As Last Night in Soho introduced Thomasin McKenzie to the world, its star was happily at home with her family on the other side of the planet. And, Terri White discovers, that suits the actor who doesn’t give a damn about fame just fine
Thomasin McKenzie suddenly bursts into laughter. We’re only a few minutes into our conversation, but the sound of her mum and sister singing ‘Mamma Mia’ in another room is too much for the actor. It’s the house she has been in for three months solidly, the one in which the 21-year-old experienced the biggest moment of her career to date just weeks before.

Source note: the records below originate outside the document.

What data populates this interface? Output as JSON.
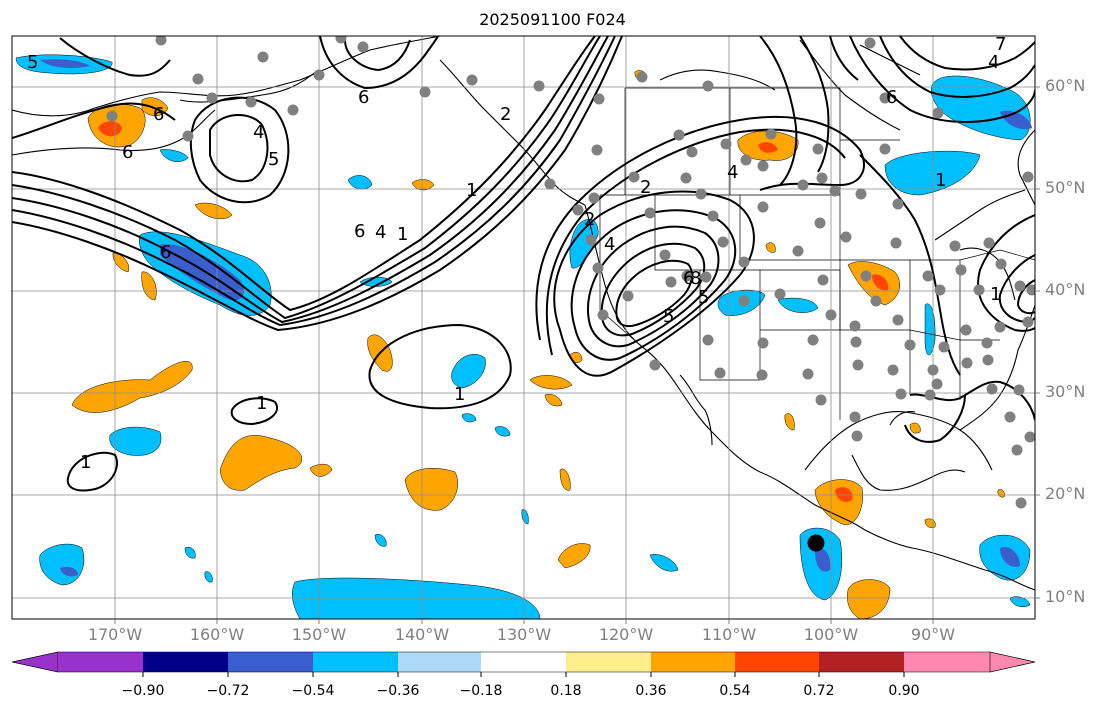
{
  "title": "2025091100 F024",
  "latitude_labels": [
    "60°N",
    "50°N",
    "40°N",
    "30°N",
    "20°N",
    "10°N"
  ],
  "longitude_labels": [
    "170°W",
    "160°W",
    "150°W",
    "140°W",
    "130°W",
    "120°W",
    "110°W",
    "100°W",
    "90°W"
  ],
  "contour_labels": [
    "5",
    "6",
    "6",
    "6",
    "5",
    "4",
    "1",
    "2",
    "2",
    "4",
    "6",
    "4",
    "1",
    "1",
    "1",
    "1",
    "2",
    "4",
    "6",
    "8",
    "5",
    "5",
    "4",
    "6",
    "1",
    "6",
    "7",
    "1"
  ],
  "colorbar": {
    "tick_labels": [
      "−0.90",
      "−0.72",
      "−0.54",
      "−0.36",
      "−0.18",
      "0.18",
      "0.36",
      "0.54",
      "0.72",
      "0.90"
    ],
    "colors": [
      "#9932cc",
      "#00008b",
      "#3a5fcd",
      "#00bfff",
      "#add8f6",
      "#ffffff",
      "#ffec8b",
      "#ffa500",
      "#ff4500",
      "#b22222",
      "#ff88b0"
    ]
  },
  "colors": {
    "grid": "#8c8c8c",
    "station_dots": "#808080",
    "coast": "#000000",
    "contour": "#000000",
    "ocean_bg": "#ffffff"
  }
}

It should have been the event that announced to the world that Thomasin McKenzie — as the star of British director Edgar Wright’s psychological thriller-meets-horror, Last Night in Soho — had most certainly arrived. But instead of standing on the red carpet at the Venice Film Festival — cameras flashing, cheeks aching, shoes pinching — McKenzie sat in her parents’ home in Wellington, New Zealand, some 11,500 miles away as the film premiered without her.
Because even as Europe opened up and everyone flew (or sailed) into Italy, McKenzie’s hometown remained in lockdown. ‘I would have really loved to be celebrating Last Night in Soho on such a grand stage,’ she says, just prior to the singing. ‘But I loved seeing the photos and the interviews. It looked like the whole team was feeling a lot of love, which made me happy.’ But did she feel sad: to sit and watch it happen without her? ‘Yeah, definitely,’ she nods. ‘The main thing for me is that I felt quite guilty to not fulfil my commitment to the film’.
Though McKenzie understandably describes watching on as ‘bittersweet’, it’s clear that being at home for an extended period — as she has been since wrapping on the BBC adaptation of the Kate Atkinson novel Life After Life in mid-July — is a rare treat for the actor. And as also becomes clear when we talk, the life she lives at home is somehow even more of a rarity.